Ptolomeo se instaló en Egipto, donde pasaría el resto de su vida. Durante décadas, peleó a sangre y fuego contra sus antiguos compañeros para mantenerse en el trono. Y, en los momentos de respiro que le dejaban las guerras civiles entre macedonios, intentaba conocer el inmenso país que estaba gobernando. Todo era allí asombroso: las pirámides; los ibis; las tormentas de arena; las olas de dunas; el galope de los camellos; los extraños dioses con cabeza de animal; los eunucos; las pelucas y las cabezas afeitadas; las riadas humanas en los días de fiesta; los gatos sagrados, que era delito matar; los jeroglíficos; el ceremonial de palacio; los templos de escala sobrehumana; el enorme poder de los sacerdotes; el negro y fangoso Nilo arrastrándose por su delta rumbo al mar; los cocodrilos; las llanuras donde las abundantes cosechas se nutren de los huesos de los muertos; la cerveza; los hipopótamos; el desierto, donde nada permanece salvo el tiempo destructor; el embalsamamiento; las momias; la vida ritualizada; el amor al pasado; el culto a la muerte.
Ptolomeo tuvo que sentirse desorientado, confuso, aislado. No entendía la lengua egipcia, era torpe en las ceremonias y sospechaba que los cortesanos se reían de él. No obstante, había aprendido de Alejandro a comportarse con atrevimiento.

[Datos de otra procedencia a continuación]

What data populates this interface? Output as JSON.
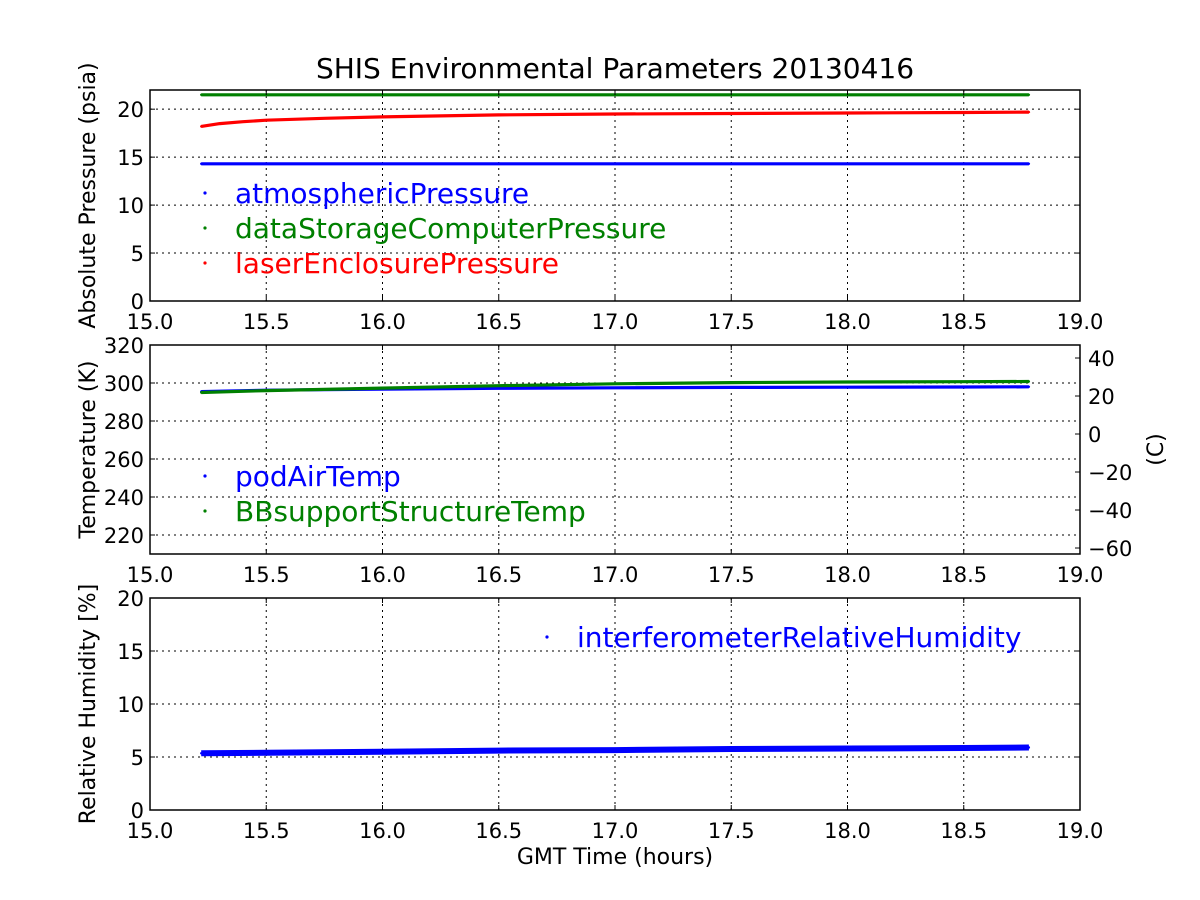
{
  "title": "SHIS Environmental Parameters 20130416",
  "colors": {
    "blue": "#0000ff",
    "green": "#008000",
    "red": "#ff0000"
  },
  "chart_data": [
    {
      "type": "scatter",
      "xlabel": "",
      "ylabel": "Absolute Pressure (psia)",
      "xlim": [
        15.0,
        19.0
      ],
      "ylim": [
        0,
        22
      ],
      "xticks": [
        "15.0",
        "15.5",
        "16.0",
        "16.5",
        "17.0",
        "17.5",
        "18.0",
        "18.5",
        "19.0"
      ],
      "yticks": [
        "0",
        "5",
        "10",
        "15",
        "20"
      ],
      "grid": true,
      "legend_position": "center-left",
      "series": [
        {
          "name": "atmosphericPressure",
          "color": "#0000ff",
          "x": [
            15.22,
            15.5,
            16.0,
            16.5,
            17.0,
            17.5,
            18.0,
            18.5,
            18.78
          ],
          "y": [
            14.3,
            14.3,
            14.3,
            14.3,
            14.3,
            14.3,
            14.3,
            14.3,
            14.3
          ]
        },
        {
          "name": "dataStorageComputerPressure",
          "color": "#008000",
          "x": [
            15.22,
            15.5,
            16.0,
            16.5,
            17.0,
            17.5,
            18.0,
            18.5,
            18.78
          ],
          "y": [
            21.5,
            21.5,
            21.5,
            21.5,
            21.5,
            21.5,
            21.5,
            21.5,
            21.5
          ]
        },
        {
          "name": "laserEnclosurePressure",
          "color": "#ff0000",
          "x": [
            15.22,
            15.3,
            15.4,
            15.5,
            15.75,
            16.0,
            16.5,
            17.0,
            17.5,
            18.0,
            18.5,
            18.78
          ],
          "y": [
            18.2,
            18.5,
            18.7,
            18.85,
            19.05,
            19.2,
            19.4,
            19.5,
            19.55,
            19.6,
            19.65,
            19.7
          ]
        }
      ]
    },
    {
      "type": "scatter",
      "xlabel": "",
      "ylabel": "Temperature (K)",
      "ylabel_right": "(C)",
      "xlim": [
        15.0,
        19.0
      ],
      "ylim": [
        210,
        320
      ],
      "ylim_right_celsius": [
        -63.15,
        46.85
      ],
      "xticks": [
        "15.0",
        "15.5",
        "16.0",
        "16.5",
        "17.0",
        "17.5",
        "18.0",
        "18.5",
        "19.0"
      ],
      "yticks": [
        "220",
        "240",
        "260",
        "280",
        "300",
        "320"
      ],
      "yticks_right": [
        "−60",
        "−40",
        "−20",
        "0",
        "20",
        "40"
      ],
      "grid": true,
      "legend_position": "lower-left",
      "series": [
        {
          "name": "podAirTemp",
          "color": "#0000ff",
          "x": [
            15.22,
            15.5,
            16.0,
            16.5,
            17.0,
            17.5,
            18.0,
            18.5,
            18.78
          ],
          "y": [
            295.5,
            296.2,
            296.8,
            297.2,
            297.5,
            297.7,
            297.8,
            297.9,
            298.0
          ]
        },
        {
          "name": "BBsupportStructureTemp",
          "color": "#008000",
          "x": [
            15.22,
            15.5,
            16.0,
            16.5,
            17.0,
            17.5,
            18.0,
            18.5,
            18.78
          ],
          "y": [
            295.0,
            296.0,
            297.3,
            298.6,
            299.6,
            300.2,
            300.5,
            300.7,
            300.8
          ]
        }
      ]
    },
    {
      "type": "scatter",
      "xlabel": "GMT Time (hours)",
      "ylabel": "Relative Humidity [%]",
      "xlim": [
        15.0,
        19.0
      ],
      "ylim": [
        0,
        20
      ],
      "xticks": [
        "15.0",
        "15.5",
        "16.0",
        "16.5",
        "17.0",
        "17.5",
        "18.0",
        "18.5",
        "19.0"
      ],
      "yticks": [
        "0",
        "5",
        "10",
        "15",
        "20"
      ],
      "grid": true,
      "legend_position": "upper-right",
      "series": [
        {
          "name": "interferometerRelativeHumidity",
          "color": "#0000ff",
          "x": [
            15.22,
            15.5,
            16.0,
            16.5,
            17.0,
            17.5,
            18.0,
            18.5,
            18.78
          ],
          "y": [
            5.35,
            5.4,
            5.5,
            5.6,
            5.65,
            5.75,
            5.8,
            5.85,
            5.9
          ]
        }
      ]
    }
  ]
}
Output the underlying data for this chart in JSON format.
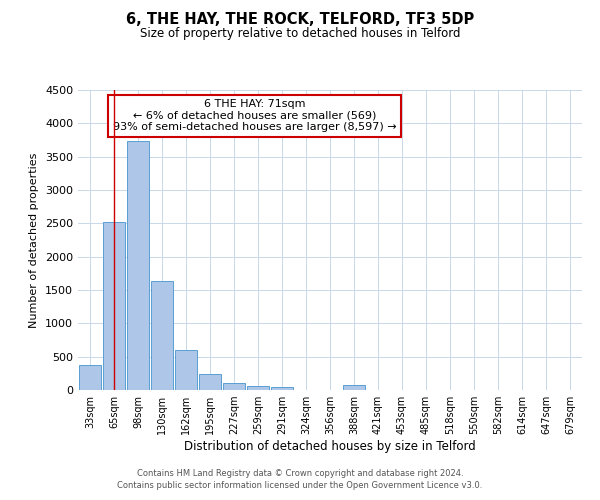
{
  "title": "6, THE HAY, THE ROCK, TELFORD, TF3 5DP",
  "subtitle": "Size of property relative to detached houses in Telford",
  "xlabel": "Distribution of detached houses by size in Telford",
  "ylabel": "Number of detached properties",
  "categories": [
    "33sqm",
    "65sqm",
    "98sqm",
    "130sqm",
    "162sqm",
    "195sqm",
    "227sqm",
    "259sqm",
    "291sqm",
    "324sqm",
    "356sqm",
    "388sqm",
    "421sqm",
    "453sqm",
    "485sqm",
    "518sqm",
    "550sqm",
    "582sqm",
    "614sqm",
    "647sqm",
    "679sqm"
  ],
  "values": [
    380,
    2520,
    3730,
    1640,
    600,
    240,
    100,
    60,
    40,
    0,
    0,
    70,
    0,
    0,
    0,
    0,
    0,
    0,
    0,
    0,
    0
  ],
  "bar_color": "#aec6e8",
  "bar_edge_color": "#5a9fd4",
  "vline_x_index": 1,
  "vline_color": "#cc0000",
  "annotation_line1": "6 THE HAY: 71sqm",
  "annotation_line2": "← 6% of detached houses are smaller (569)",
  "annotation_line3": "93% of semi-detached houses are larger (8,597) →",
  "annotation_box_color": "#ffffff",
  "annotation_box_edge": "#cc0000",
  "ylim": [
    0,
    4500
  ],
  "yticks": [
    0,
    500,
    1000,
    1500,
    2000,
    2500,
    3000,
    3500,
    4000,
    4500
  ],
  "background_color": "#ffffff",
  "grid_color": "#c8d8e8",
  "footer_line1": "Contains HM Land Registry data © Crown copyright and database right 2024.",
  "footer_line2": "Contains public sector information licensed under the Open Government Licence v3.0."
}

Si no consigues entender los símbolos, invéntate otros. Si Egipto te desafía con su antigüedad fabulosa, traslada la capital a Alejandría —la única ciudad sin pasado— y conviértela en el centro más importante de todo el Mediterráneo. Si tus súbditos desconfían de las novedades, haz que toda la audacia del pensamiento y la ciencia confluyan en su territorio.
Ptolomeo destinó grandes riquezas a levantar el Museo y la Biblioteca de Alejandría.